You can use Clipping in the Properties panel to create some rather interesting masking effects. Clipping is ideal for situations in which a CSS spritesheet is used in an Edge animation, although that topic is beyond the scope of this tutorial.

To better understand how the Clipping and Element Display features work, you can apply them to the text Element on the stage. The plan is to have the text appear as the car zips across the text block.

  1. Drag the playhead to the 0 point and select the text block on the stage.
  2. In the Properties panel set the Element Display property to Off and add a keyframe (see Figure 23).
  1. Drag the playhead to about 00.00.350, which is just about where the back of the car is even with the left edge of the text block.
  2. Making sure that Auto-Keyframe Properties are turned on (press the A key if they are not), click the Off button in the Display property on the Timeline. The button text switches to On (see Figure 24). As you can see, the Timeline also looks a little different.

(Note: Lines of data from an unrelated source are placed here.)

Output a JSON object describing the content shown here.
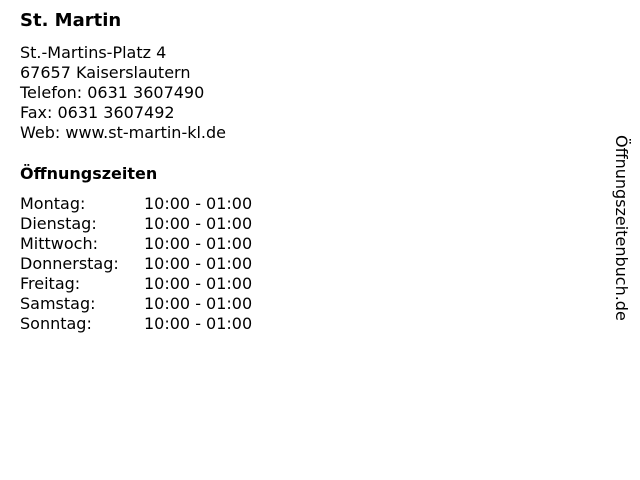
{
  "name": "St. Martin",
  "address": [
    "St.-Martins-Platz 4",
    "67657 Kaiserslautern",
    "Telefon: 0631 3607490",
    "Fax: 0631 3607492",
    "Web: www.st-martin-kl.de"
  ],
  "hours_title": "Öffnungszeiten",
  "hours": [
    {
      "day": "Montag:",
      "time": "10:00 - 01:00"
    },
    {
      "day": "Dienstag:",
      "time": "10:00 - 01:00"
    },
    {
      "day": "Mittwoch:",
      "time": "10:00 - 01:00"
    },
    {
      "day": "Donnerstag:",
      "time": "10:00 - 01:00"
    },
    {
      "day": "Freitag:",
      "time": "10:00 - 01:00"
    },
    {
      "day": "Samstag:",
      "time": "10:00 - 01:00"
    },
    {
      "day": "Sonntag:",
      "time": "10:00 - 01:00"
    }
  ],
  "watermark": "Öffnungszeitenbuch.de"
}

The crosshatching tells you the element’s Display property is off for a certain length of time. When the color becomes a solid, the element is visible.
  1. With the text selected at the point where the Element Display property is set to On, add a keyframe in the Clip area of the Properties panel. The four values affect the Top, Bottom, Left, and Right edges of the selected object.
  2. Scrub the Clip value for the right edge to the left until the text disappears (see Figure 25).
  1. Drag the playhead to the point where the back of the car is touching the right edge of the selection.
  2. Scrub the right edge clipping value to the right until the text appears (see Figure 26).
  1. Rewind and play. The car moves across the stage and the letters appear as the car passes them.

Where to go from here

In this tutorial, you’ve applied many of the major new features of Edge Preview 4. You started by dragging content from the file system into Edge and discovered that items added to your Edge document are now automatically added to the Library panel. From there you explored the new Symbols feature and learned how Symbols are created, nested, manipulated, and removed from an Edge document. You saw how to add web fonts from services such as Typekit and Google Web Fonts to your Edge projects using simple copy and paste actions. Lastly, you applied the new Display Element and Clipping features.

For a more complete list of the improvements in Edge Preview 4 see Mark Anders’ blog post on the subject.

Now that you have some experience with Edge, take some time to explore the samples page on Labs. Download a few of the samples. Open them in Edge. Dissect them and start learning how to do even more with Edge.